Design teams are under growing pressure to create faster, cheaper, better products. Increasingly power consumption is becoming the most critical differentiator, and designers struggle to indentify where power is being consumed and how to reduce the power consumption. Synphony C Compiler is the industry’s first algorithmic synthesis tool that automatically optimizes the power consumption at the system level using a variety of techniques including automatic multi-level clock gating insertion along with the necessary control logic. Synphony C Compiler has delivered savings of up to 50% using this technique.

About Synphony C Compiler
Synopsys's Synphony C Compiler creates application accelerators from sequential, untimed C algorithms for complex processing hardware in video, imaging, wireless and security domains. Synphony generates RTL, verification test-benches, SystemC models at multiple levels of accuracy, software driver and interoperability scripts.
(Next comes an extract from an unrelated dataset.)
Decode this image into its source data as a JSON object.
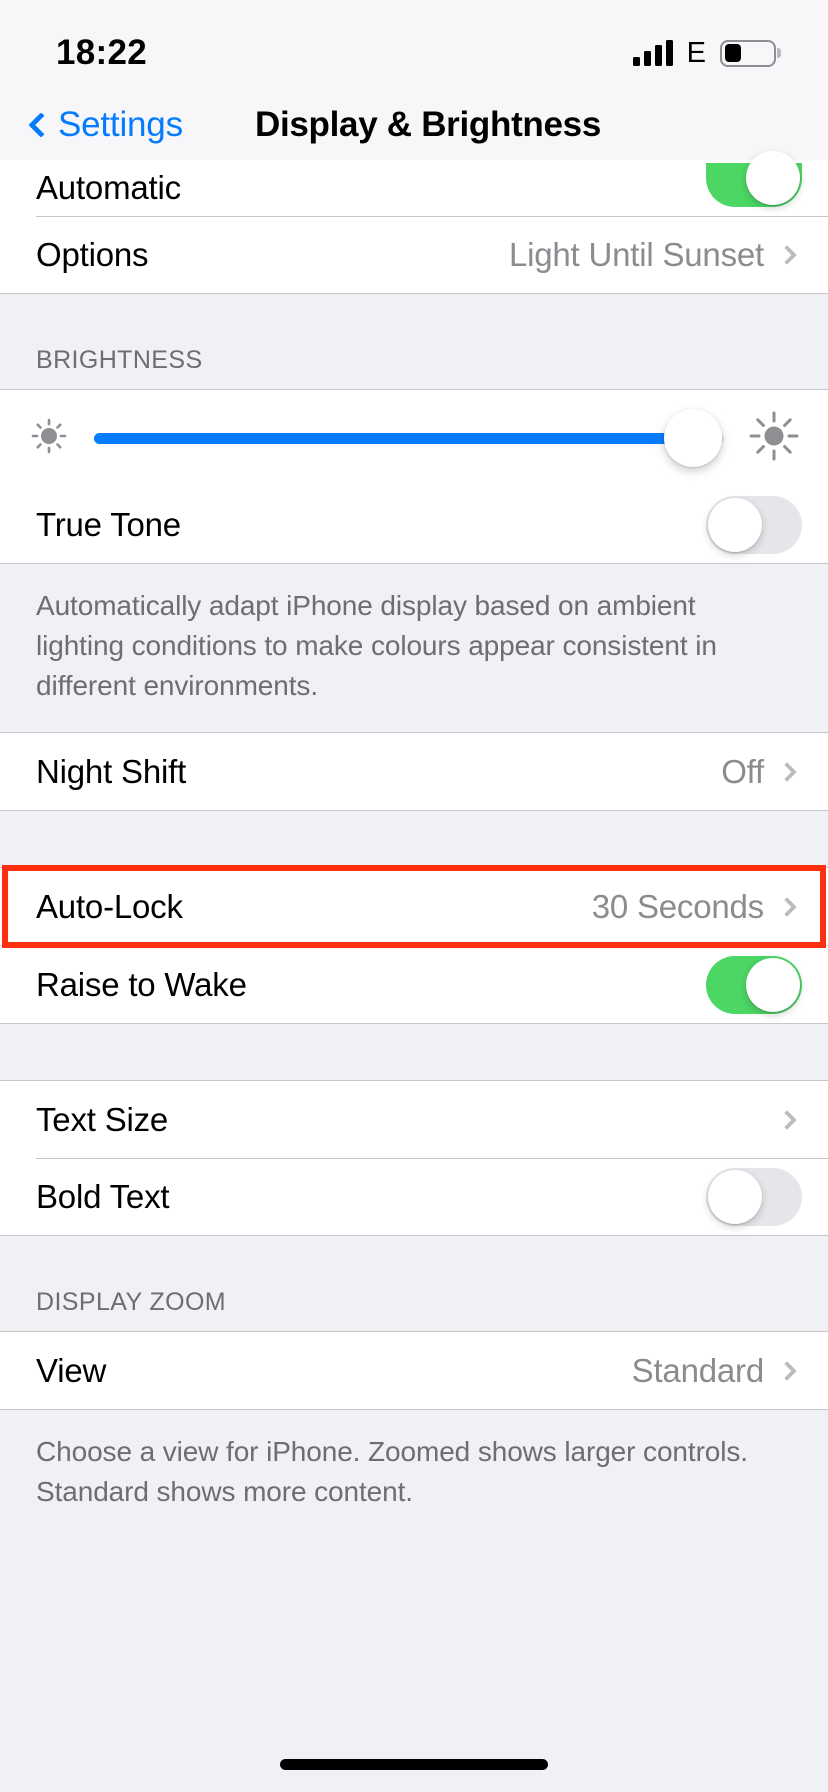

Synphony C Compiler delivers high productivity gains by creating application accelerators from high level C/C++ code and automating the verification down through implementation. Synphony C Compiler achieves excellent QoR through a unique parallelizing compiler, using multi-level hierarchical abstraction and IP reuse.

Synphony C Compiler
Synphony C Compiler introduces a major innovation in algorithmic synthesis -- automatic multi-level clock gating insertion – to enable power optimizations at the system level and eliminate all manual work. In traditional RTL (Register Transfer Language) design methodologies, inserting clock gating at a block level is usually a manual effort because it requires the knowledge of when the block is inactive. Using Synphony C Compiler, the designer uses directives to specify where to insert clock gating, and Synphony does the rest automatically. In all cases the user can make changes without having to impact the algorithm or the code.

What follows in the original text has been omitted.